The Sea Lady had been regarding him thoughtfully. “What is a great issue?” she asked. “I don’t quite understand.”

Mr. Bunting spread himself to explain to her. “This,” he said to begin with. Adeline listened with a mingling of interest and impatience, attempting ever and again to suppress him and to involve Chatteris by a tactful interposition. But Chatteris appeared disinclined to be involved. He seemed indeed quite interested in Mr. Bunting’s view of the case.

Presently the croquet quartette went back—at Mabel’s suggestion—to their game, and the others continued their political talk. It became more personal at last, dealing soon quite specifically with all that Chatteris was doing and more particularly all that Chatteris was to do. Mrs. Bunting suddenly suppressed Mr. Bunting as he was offering advice, and Adeline took the burden of the talk again. She indicated vast purposes. “This election is merely the opening of a door,” she said. When Chatteris made modest disavowals she smiled with a proud and happy consciousness of what she meant to make of him.

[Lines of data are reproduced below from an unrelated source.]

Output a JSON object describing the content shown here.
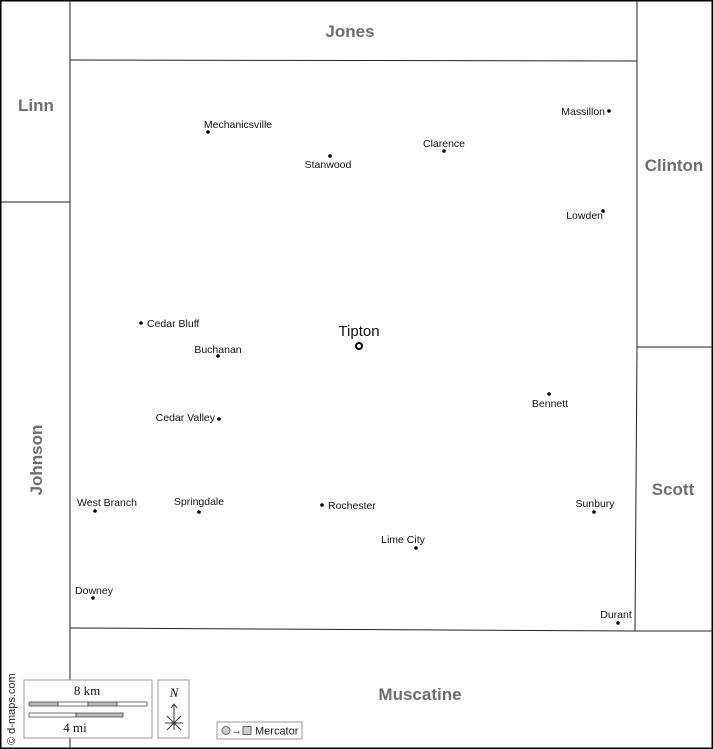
{
  "counties": {
    "jones": "Jones",
    "linn": "Linn",
    "clinton": "Clinton",
    "johnson": "Johnson",
    "scott": "Scott",
    "muscatine": "Muscatine"
  },
  "county_seat": {
    "name": "Tipton",
    "icon": "circle-ring-icon"
  },
  "cities": [
    {
      "name": "Mechanicsville"
    },
    {
      "name": "Stanwood"
    },
    {
      "name": "Clarence"
    },
    {
      "name": "Massillon"
    },
    {
      "name": "Lowden"
    },
    {
      "name": "Cedar Bluff"
    },
    {
      "name": "Buchanan"
    },
    {
      "name": "Bennett"
    },
    {
      "name": "Cedar Valley"
    },
    {
      "name": "West Branch"
    },
    {
      "name": "Springdale"
    },
    {
      "name": "Rochester"
    },
    {
      "name": "Sunbury"
    },
    {
      "name": "Lime City"
    },
    {
      "name": "Downey"
    },
    {
      "name": "Durant"
    }
  ],
  "scale": {
    "km": "8 km",
    "mi": "4 mi"
  },
  "north": "N",
  "projection": "Mercator",
  "credit": "© d-maps.com"
}
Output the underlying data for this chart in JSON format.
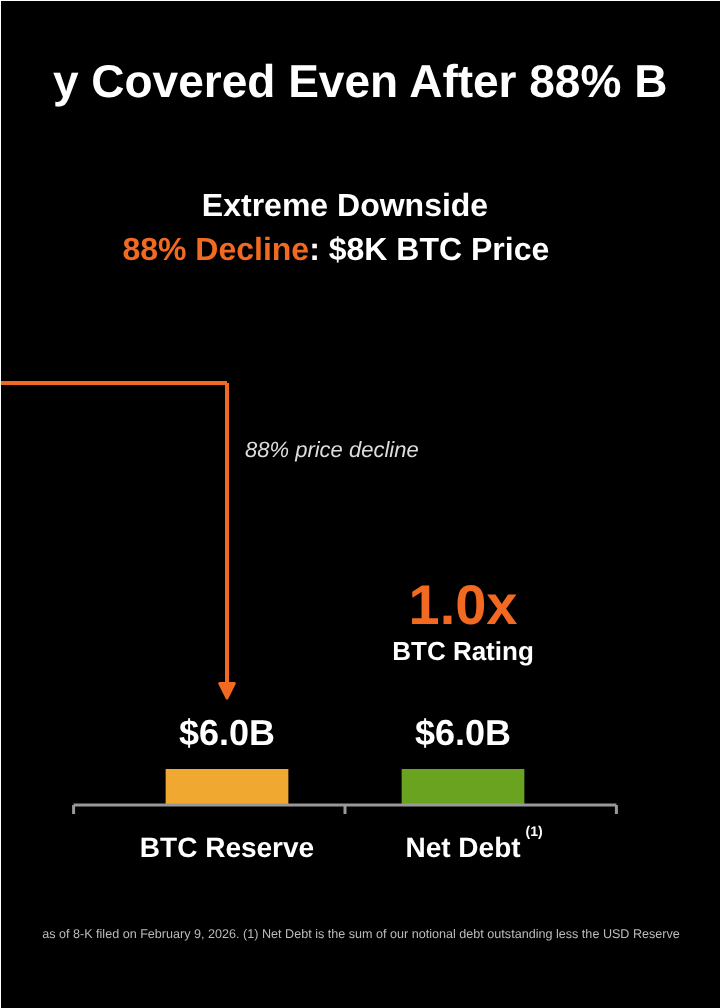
{
  "chart_data": {
    "type": "bar",
    "title": "y Covered Even After 88% B",
    "subtitle": "Extreme Downside\n88% Decline: $8K BTC Price",
    "categories": [
      "BTC Reserve",
      "Net Debt$^{(1)}$"
    ],
    "values": [
      6.0,
      6.0
    ],
    "colors": [
      "#f0a830",
      "#6aa320"
    ],
    "value_labels": [
      "$6.0B",
      "$6.0B"
    ],
    "annotations": [
      "88% price decline",
      "1.0x",
      "BTC Rating",
      "as of 8-K filed on February 9, 2026. (1) Net Debt is the sum of our notional debt outstanding less the USD Reserve"
    ],
    "grid": false
  }
}
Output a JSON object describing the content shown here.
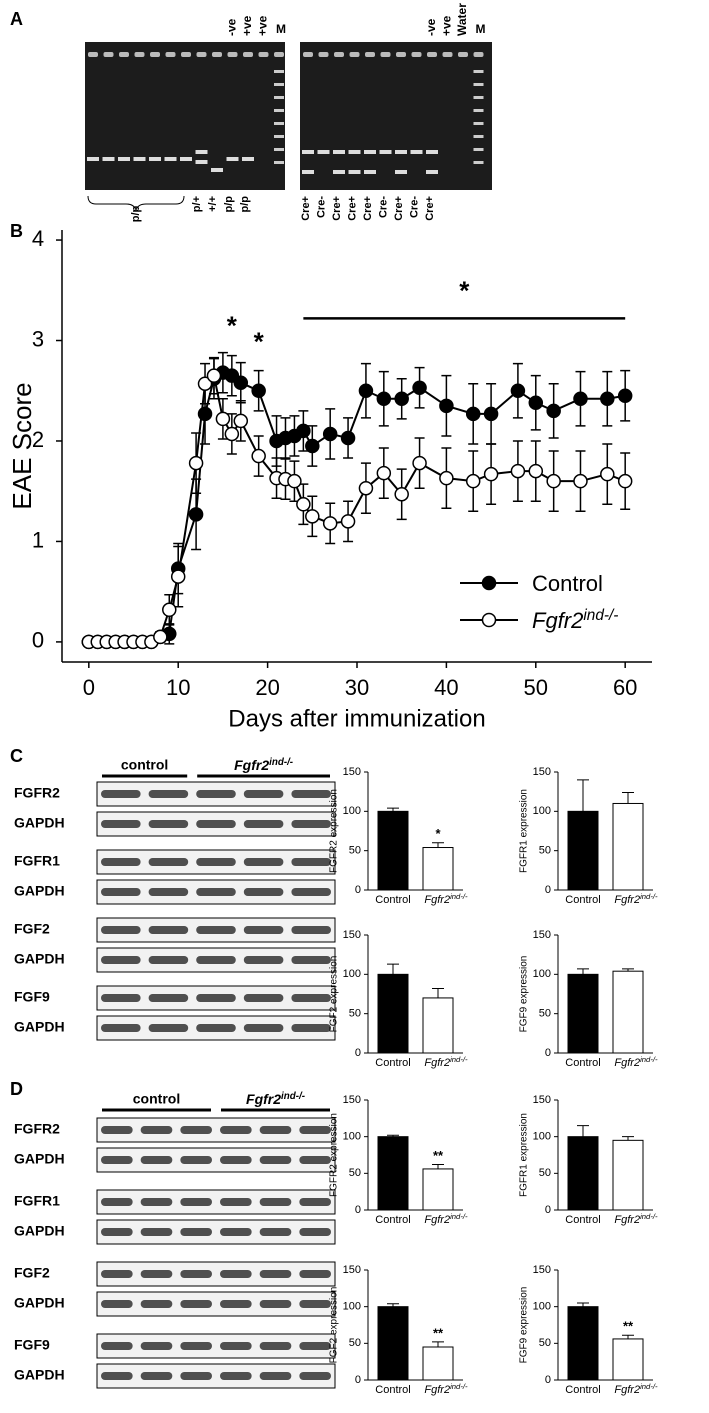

And Mrs. Bunting supplied footnotes to make it all clear to the Sea Lady. “He’s so modest,” she said at one point, and Chatteris pretended not to hear and went rather pink. Ever and again he attempted to deflect the talk towards the Sea Lady and away from himself, but he was hampered by his ignorance of her position.

And the Sea Lady said scarcely anything but watched Chatteris and Adeline, and more particularly Chatteris in relation to Adeline.

CHAPTER THE SIXTH

SYMPTOMATIC

I

My cousin Melville is never very clear about his dates. Now this is greatly to be regretted, because it would be very illuminating indeed if one could tell just how many days elapsed before he came upon Chatteris in intimate conversation with the Sea Lady. He was going along the front of the Leas with some books from the Public Library that Miss Glendower had suddenly wished to consult, and which she, with that entire ignorance of his lack of admiration for her which was part of her want of charm for him, had bidden him bring her. It was in one of those sheltered paths just under the brow which give such a pleasant and characteristic charm to Folkestone, that he came upon a little group about the Sea Lady’s bath chair. Chatteris was seated in one of the wooden seats that are embedded in the bank, and was leaning forward and looking into the Sea Lady’s face; and she was speaking with a smile that struck Melville even at the time as being a little special in its quality—and she seems to have been capable of many charming smiles. Parker was a little distance away, where a sort of bastion projects and gives a wide view of the pier and harbour and the coast of France, regarding it all with a qualified disfavour, and the bath chairman was crumpled up against the bank lost in that wistful melancholy that the constant perambulation of broken humanity necessarily engenders.